Aha. So for any types `i`, `o` that satisfy `Index i o`, index has the type `i -> Int -> (o, Int)`. Great, let's apply it to an example!

> index ["pelle", "foretag", "se"] 0 No instance for (Index [[Char]] o0) arising from a use of `index' The type variable `o0' is ambiguous

Huh. So what is the problem here? GHC finds from the context that `index` must have the type `[String] -> Int -> (o, Int)` with `Index [String] o`. It also finds that it has type class instances for `Index [String] Int` and for `Index [String] [Int]`, depending on which of the two instance declarations it uses first. So which one should it use?
Well, luckily, GHCI also tells how to solve the problem: *Possible fix: add a type signature that fixes these type variable(s)*

> index ["pelle", "foretag", "se"] 0 :: (Int, Int) (0,1) > index ["pelle", "foretag", "se"] 0 :: ([Int], Int) ([0,1,2],3) > index ["pelle", "foretag", "se"] 0 :: ([[Int]], Int) ([[0,1,2,3,4],[5,6,7,8,9,10,11],[12,13]],14)
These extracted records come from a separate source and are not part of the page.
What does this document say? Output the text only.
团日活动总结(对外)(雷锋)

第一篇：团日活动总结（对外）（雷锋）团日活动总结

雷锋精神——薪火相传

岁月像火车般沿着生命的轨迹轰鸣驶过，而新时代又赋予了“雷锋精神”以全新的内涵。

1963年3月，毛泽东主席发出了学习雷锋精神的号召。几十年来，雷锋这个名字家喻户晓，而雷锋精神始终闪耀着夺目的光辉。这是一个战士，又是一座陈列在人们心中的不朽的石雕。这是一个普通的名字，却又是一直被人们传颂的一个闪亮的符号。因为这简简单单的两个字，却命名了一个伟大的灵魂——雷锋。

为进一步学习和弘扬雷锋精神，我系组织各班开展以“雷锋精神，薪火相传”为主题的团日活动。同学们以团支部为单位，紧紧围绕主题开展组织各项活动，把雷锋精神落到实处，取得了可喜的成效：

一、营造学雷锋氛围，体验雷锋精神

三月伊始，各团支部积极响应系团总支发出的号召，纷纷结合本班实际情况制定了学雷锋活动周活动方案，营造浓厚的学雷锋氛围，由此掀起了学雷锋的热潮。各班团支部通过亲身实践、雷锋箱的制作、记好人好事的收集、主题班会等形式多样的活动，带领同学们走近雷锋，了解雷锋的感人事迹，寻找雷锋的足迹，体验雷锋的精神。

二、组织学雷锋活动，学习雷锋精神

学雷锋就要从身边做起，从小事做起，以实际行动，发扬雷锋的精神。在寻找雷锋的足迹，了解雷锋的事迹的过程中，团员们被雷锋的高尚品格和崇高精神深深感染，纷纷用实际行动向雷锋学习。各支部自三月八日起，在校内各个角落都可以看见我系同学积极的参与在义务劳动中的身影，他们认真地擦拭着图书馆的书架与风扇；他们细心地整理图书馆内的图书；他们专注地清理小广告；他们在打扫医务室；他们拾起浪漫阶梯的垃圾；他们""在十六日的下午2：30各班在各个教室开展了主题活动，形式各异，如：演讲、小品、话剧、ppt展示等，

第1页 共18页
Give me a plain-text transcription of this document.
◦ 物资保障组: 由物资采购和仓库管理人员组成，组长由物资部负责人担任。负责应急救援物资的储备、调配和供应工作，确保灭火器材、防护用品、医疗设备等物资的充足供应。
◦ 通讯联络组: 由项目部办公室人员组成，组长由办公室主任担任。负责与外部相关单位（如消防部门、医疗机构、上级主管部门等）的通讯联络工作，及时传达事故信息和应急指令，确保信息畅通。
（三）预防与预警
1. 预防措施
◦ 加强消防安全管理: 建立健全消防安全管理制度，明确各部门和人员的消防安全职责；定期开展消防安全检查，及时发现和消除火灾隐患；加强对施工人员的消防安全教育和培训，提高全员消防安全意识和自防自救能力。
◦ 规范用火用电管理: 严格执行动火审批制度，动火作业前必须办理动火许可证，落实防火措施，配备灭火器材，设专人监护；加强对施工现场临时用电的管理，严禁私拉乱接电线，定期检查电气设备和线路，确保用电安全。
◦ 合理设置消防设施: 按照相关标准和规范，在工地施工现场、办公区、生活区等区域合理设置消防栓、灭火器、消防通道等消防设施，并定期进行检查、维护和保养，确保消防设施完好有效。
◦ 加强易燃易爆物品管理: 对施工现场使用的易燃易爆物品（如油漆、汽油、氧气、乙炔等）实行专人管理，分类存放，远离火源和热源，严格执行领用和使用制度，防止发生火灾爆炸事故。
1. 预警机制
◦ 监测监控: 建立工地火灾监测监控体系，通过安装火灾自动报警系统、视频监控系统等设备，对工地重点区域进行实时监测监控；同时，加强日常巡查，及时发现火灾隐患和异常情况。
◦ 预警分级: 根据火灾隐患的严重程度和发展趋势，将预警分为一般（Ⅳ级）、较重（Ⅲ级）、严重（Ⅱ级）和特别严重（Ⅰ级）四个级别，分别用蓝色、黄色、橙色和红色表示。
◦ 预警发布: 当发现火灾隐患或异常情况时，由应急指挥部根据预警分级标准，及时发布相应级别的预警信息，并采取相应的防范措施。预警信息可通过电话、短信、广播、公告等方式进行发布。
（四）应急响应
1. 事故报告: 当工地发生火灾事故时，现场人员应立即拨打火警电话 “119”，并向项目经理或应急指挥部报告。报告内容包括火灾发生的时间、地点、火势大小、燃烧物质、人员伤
If the last one surprised you, remember that `String = [Char]`. We really do need to annotate the result type, because otherwise, Haskell really could not possibly know what it is that we want.

To wrap up, in order to satisfy the *Aufgabenstellung*, we can now write a specific indexn function like this:

index2 :: [[a]] -> Int -> ([[Int]], Int) index2 = index

Et voilà, a generic solution for our problem for arbitrarily high nesting depths in 52 tokens.